Novel Real-Time Library Search Driven Data Acquisition Strategy for Identification and Characterization of Metabolites

Structural characterization of novel metabolites in drug discovery or metabolomics is one of the most challenging tasks. Multilevel fragmentation (MS n ) based approaches combined with various dissociation modes are frequently utilized for facilitating structure assignment of unknown compounds. As each of the MS precursors undergoes MS n , the instrument cycle time can limit the total number of precursors analyzed in a single LC run for complex samples. This necessitates splitting data acquisition into several analyses to target lower concentration analytes in successive experiments. Here we present a new LC/MS data acquisition strategy, termed Met-IQ, where the decision to perform an MS n acquisition is automatically made in real time based on the similarity between the experimental MS 2 spectrum and a spectrum in a reference spectral library for the known compounds of interest.

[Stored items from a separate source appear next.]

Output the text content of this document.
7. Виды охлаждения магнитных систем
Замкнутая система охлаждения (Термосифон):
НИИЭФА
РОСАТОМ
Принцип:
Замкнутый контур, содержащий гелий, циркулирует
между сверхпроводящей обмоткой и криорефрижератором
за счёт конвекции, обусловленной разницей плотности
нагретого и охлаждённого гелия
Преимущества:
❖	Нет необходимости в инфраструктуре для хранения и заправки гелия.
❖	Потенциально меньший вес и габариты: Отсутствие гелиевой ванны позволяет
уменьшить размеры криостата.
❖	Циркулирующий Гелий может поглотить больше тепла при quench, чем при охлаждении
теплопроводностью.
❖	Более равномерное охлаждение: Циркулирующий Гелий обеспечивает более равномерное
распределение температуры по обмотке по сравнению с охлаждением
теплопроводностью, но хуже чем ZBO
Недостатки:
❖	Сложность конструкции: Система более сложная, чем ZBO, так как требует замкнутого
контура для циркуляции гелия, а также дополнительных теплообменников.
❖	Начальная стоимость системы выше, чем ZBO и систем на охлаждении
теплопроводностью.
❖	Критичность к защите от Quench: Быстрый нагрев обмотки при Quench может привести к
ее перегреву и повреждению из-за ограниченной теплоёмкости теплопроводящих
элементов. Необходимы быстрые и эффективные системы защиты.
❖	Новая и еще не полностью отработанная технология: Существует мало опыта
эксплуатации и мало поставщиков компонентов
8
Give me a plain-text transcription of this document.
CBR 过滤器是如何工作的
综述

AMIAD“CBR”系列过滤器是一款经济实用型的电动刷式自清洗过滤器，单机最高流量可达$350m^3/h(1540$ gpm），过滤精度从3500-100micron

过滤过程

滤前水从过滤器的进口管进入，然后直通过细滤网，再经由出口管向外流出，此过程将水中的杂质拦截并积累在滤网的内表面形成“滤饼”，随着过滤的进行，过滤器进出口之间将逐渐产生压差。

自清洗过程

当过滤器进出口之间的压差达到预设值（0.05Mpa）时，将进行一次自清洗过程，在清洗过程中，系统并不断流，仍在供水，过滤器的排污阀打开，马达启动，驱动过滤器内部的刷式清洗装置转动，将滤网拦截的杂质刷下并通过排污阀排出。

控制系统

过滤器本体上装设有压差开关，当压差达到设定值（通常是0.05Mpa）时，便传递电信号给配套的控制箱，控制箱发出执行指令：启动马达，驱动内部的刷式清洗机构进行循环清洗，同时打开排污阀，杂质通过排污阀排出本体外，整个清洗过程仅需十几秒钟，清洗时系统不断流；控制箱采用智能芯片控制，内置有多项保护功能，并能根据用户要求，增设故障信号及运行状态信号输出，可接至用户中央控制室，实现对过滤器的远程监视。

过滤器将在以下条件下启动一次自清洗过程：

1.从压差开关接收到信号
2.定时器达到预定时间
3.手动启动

If similarity to a spectrum in the library is found, the instrument performs a decision-dependent event, such as an MS 3 spectrum. Compared to an intensity-based, data-dependent MS n experiment, only a limited number of MS 3 are triggered using Met-IQ, increasing the overall MS 2 instrument sampling rate. We applied this strategy to an Amprenavir sample incubated with human liver microsomes. The number of MS 2 spectra increased 2-fold compared to a data dependent experiment where MS 3 was triggered for each precursor, resulting in identification of 14-34% more unique potential metabolites. Furthermore, the MS 2 fragments were selected to focus likely sources of useful structural information, specifically higher mass fragments to maximize acquisition of MS 3 data relevant for structure assignment. The described Met-IQ strategy is not limited to metabolism experiments and can be applied to analytical samples where the detection of unknown compounds structurally related to a known compound(s) is sought.